Connecticut is known as “The Constitution State,” and here, the potential of a divorce case becoming complicated is apparent for most people.
Divorce in Connecticut is legally called “dissolution of marriage.” Filing for divorce in Connecticut can be done at any time once one of the spouses establishes residency in CT.1 however, a divorce will only be granted if either spouse has completed the 12-month minimum residency requirement in the state.

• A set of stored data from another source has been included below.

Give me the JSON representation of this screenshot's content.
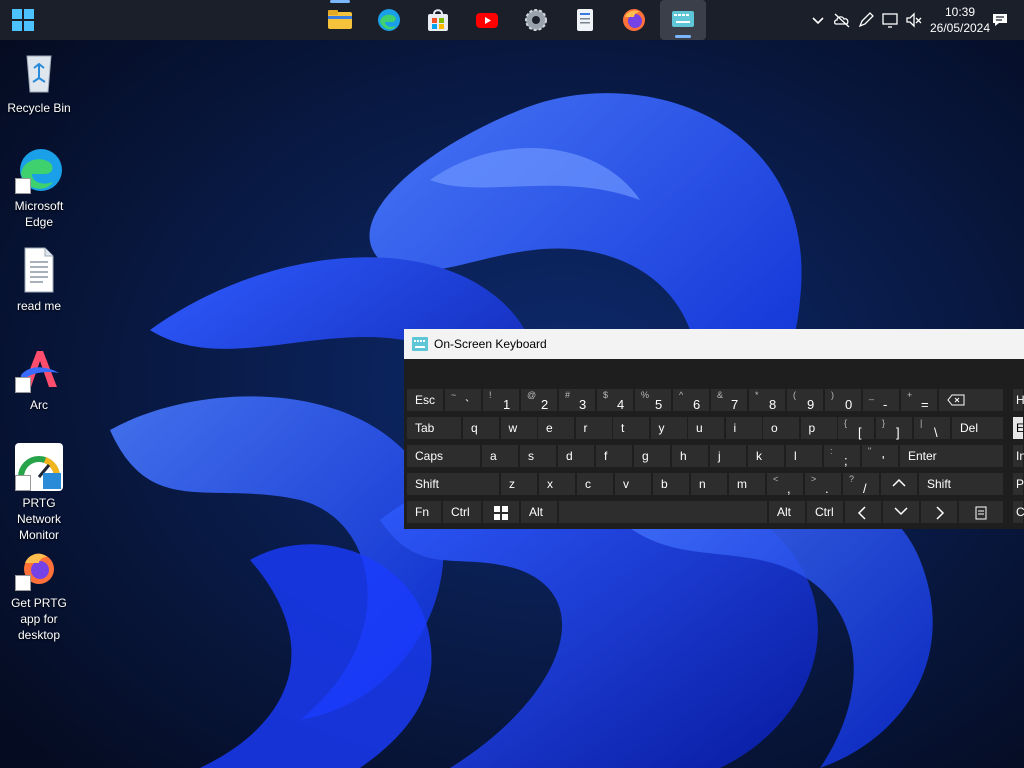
{
  "taskbar": {
    "apps": [
      {
        "name": "file-explorer-icon"
      },
      {
        "name": "edge-icon"
      },
      {
        "name": "store-icon"
      },
      {
        "name": "youtube-icon"
      },
      {
        "name": "settings-icon"
      },
      {
        "name": "notepad-icon"
      },
      {
        "name": "firefox-icon"
      },
      {
        "name": "onscreen-keyboard-icon",
        "active": true
      }
    ],
    "clock": {
      "time": "10:39",
      "date": "26/05/2024"
    }
  },
  "desktop": {
    "icons": [
      {
        "label": "Recycle Bin"
      },
      {
        "label": "Microsoft Edge"
      },
      {
        "label": "read me"
      },
      {
        "label": "Arc"
      },
      {
        "label": "PRTG Network Monitor"
      },
      {
        "label": "Get PRTG app for desktop"
      }
    ]
  },
  "osk": {
    "title": "On-Screen Keyboard",
    "row1": [
      {
        "lo": "Esc"
      },
      {
        "sh": "~",
        "ch": "`"
      },
      {
        "sh": "!",
        "ch": "1"
      },
      {
        "sh": "@",
        "ch": "2"
      },
      {
        "sh": "#",
        "ch": "3"
      },
      {
        "sh": "$",
        "ch": "4"
      },
      {
        "sh": "%",
        "ch": "5"
      },
      {
        "sh": "^",
        "ch": "6"
      },
      {
        "sh": "&",
        "ch": "7"
      },
      {
        "sh": "*",
        "ch": "8"
      },
      {
        "sh": "(",
        "ch": "9"
      },
      {
        "sh": ")",
        "ch": "0"
      },
      {
        "sh": "_",
        "ch": "-"
      },
      {
        "sh": "+",
        "ch": "="
      }
    ],
    "row2": [
      "Tab",
      "q",
      "w",
      "e",
      "r",
      "t",
      "y",
      "u",
      "i",
      "o",
      "p"
    ],
    "row2b": [
      {
        "sh": "{",
        "ch": "["
      },
      {
        "sh": "}",
        "ch": "]"
      },
      {
        "sh": "|",
        "ch": "\\"
      }
    ],
    "row2_del": "Del",
    "row3": [
      "Caps",
      "a",
      "s",
      "d",
      "f",
      "g",
      "h",
      "j",
      "k",
      "l"
    ],
    "row3b": [
      {
        "sh": ":",
        "ch": ";"
      },
      {
        "sh": "\"",
        "ch": "'"
      }
    ],
    "row3_enter": "Enter",
    "row4": [
      "Shift",
      "z",
      "x",
      "c",
      "v",
      "b",
      "n",
      "m"
    ],
    "row4b": [
      {
        "sh": "<",
        "ch": ","
      },
      {
        "sh": ">",
        "ch": "."
      },
      {
        "sh": "?",
        "ch": "/"
      }
    ],
    "row4_shift_r": "Shift",
    "row5": {
      "fn": "Fn",
      "ctrl": "Ctrl",
      "alt": "Alt",
      "alt_r": "Alt",
      "ctrl_r": "Ctrl"
    },
    "side": [
      "H",
      "E",
      "In",
      "P",
      "C"
    ]
  },
  "colors": {
    "taskbar": "#1b1f2a",
    "accent": "#7ab7ff",
    "osk_key": "#2d2d2d"
  }
}
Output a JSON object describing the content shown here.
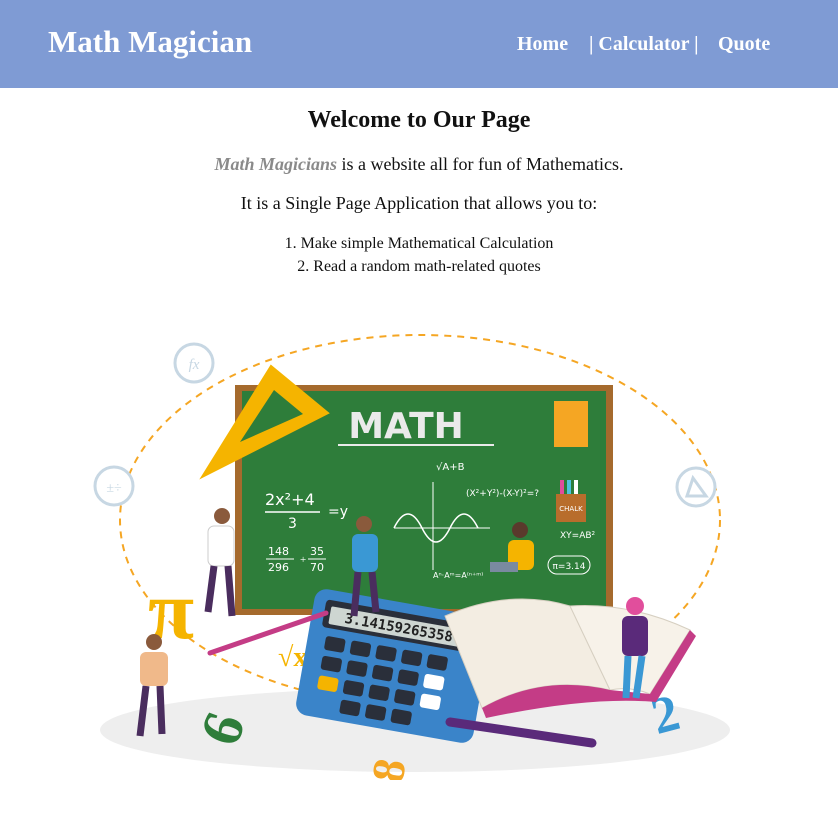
{
  "header": {
    "brand": "Math Magician",
    "nav": {
      "home": "Home",
      "calculator": "| Calculator |",
      "quote": "Quote"
    }
  },
  "main": {
    "title": "Welcome to Our Page",
    "intro_highlight": "Math Magicians",
    "intro_rest": " is a website all for fun of Mathematics.",
    "subtitle": "It is a Single Page Application that allows you to:",
    "features": [
      "1. Make simple Mathematical Calculation",
      "2. Read a random math-related quotes"
    ]
  },
  "illustration": {
    "board_title": "MATH",
    "calculator_display": "3.14159265358",
    "formula_1": "2x²+4",
    "formula_1_den": "3",
    "formula_1_eq": "=y",
    "fraction_1_num": "148",
    "fraction_1_den": "296",
    "fraction_2_num": "35",
    "fraction_2_den": "70",
    "sqrt_text": "√A+B",
    "identity": "(X²+Y²)-(X-Y)²=?",
    "power_rule": "Aⁿ·Aᵐ=A⁽ⁿ⁺ᵐ⁾",
    "pi_value": "π=3.14",
    "xy_text": "XY=AB²",
    "chalk_label": "CHALK",
    "pi_symbol": "π",
    "sqrt_symbol": "√x",
    "digit_6": "6",
    "digit_8": "8",
    "digit_2": "2",
    "fx_icon": "fx",
    "accent_orange": "#f5a623",
    "board_green": "#2e7d3a"
  }
}
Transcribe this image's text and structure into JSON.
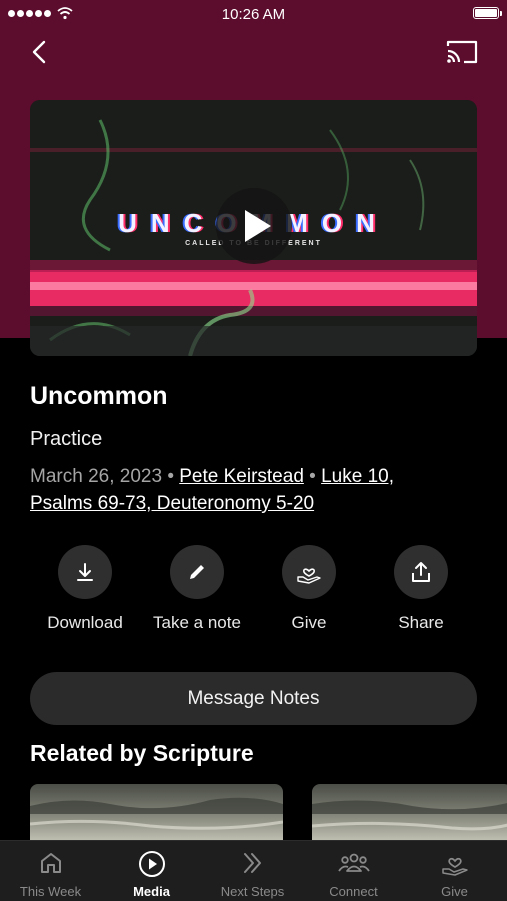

Connecticut is a no-fault state, meaning married people can file for divorce without seeking an assignment of fault. Connecticut divorce laws also allow a fault option. The state only recognizes adultery, willful desertion for a year with total neglect of responsibilities, fraudulent contract, intolerable cruelty, seven years of complete absence, legal confinement in a mental institution, sentenced to life imprisonment, and habitual intemperance.2
Connecticut is an equitable distribution property state, and therefore assets acquired both during and prior to the marriage are subject to division in this state. A Connecticut divorce court will consider factors such as economic misconduct, contributions to a partner’s education, and non-monetary contributions during a property division case. A judge will use the equitable distribution policy to divide marital property between the spouses in what is believed to be a fair distribution.3
Most Connecticut divorce cases are uncontested. This means the two parties can come into an agreement (with or without the help of a legal counsel) concerning alimony, property division, child custody, etc., without involving the courts.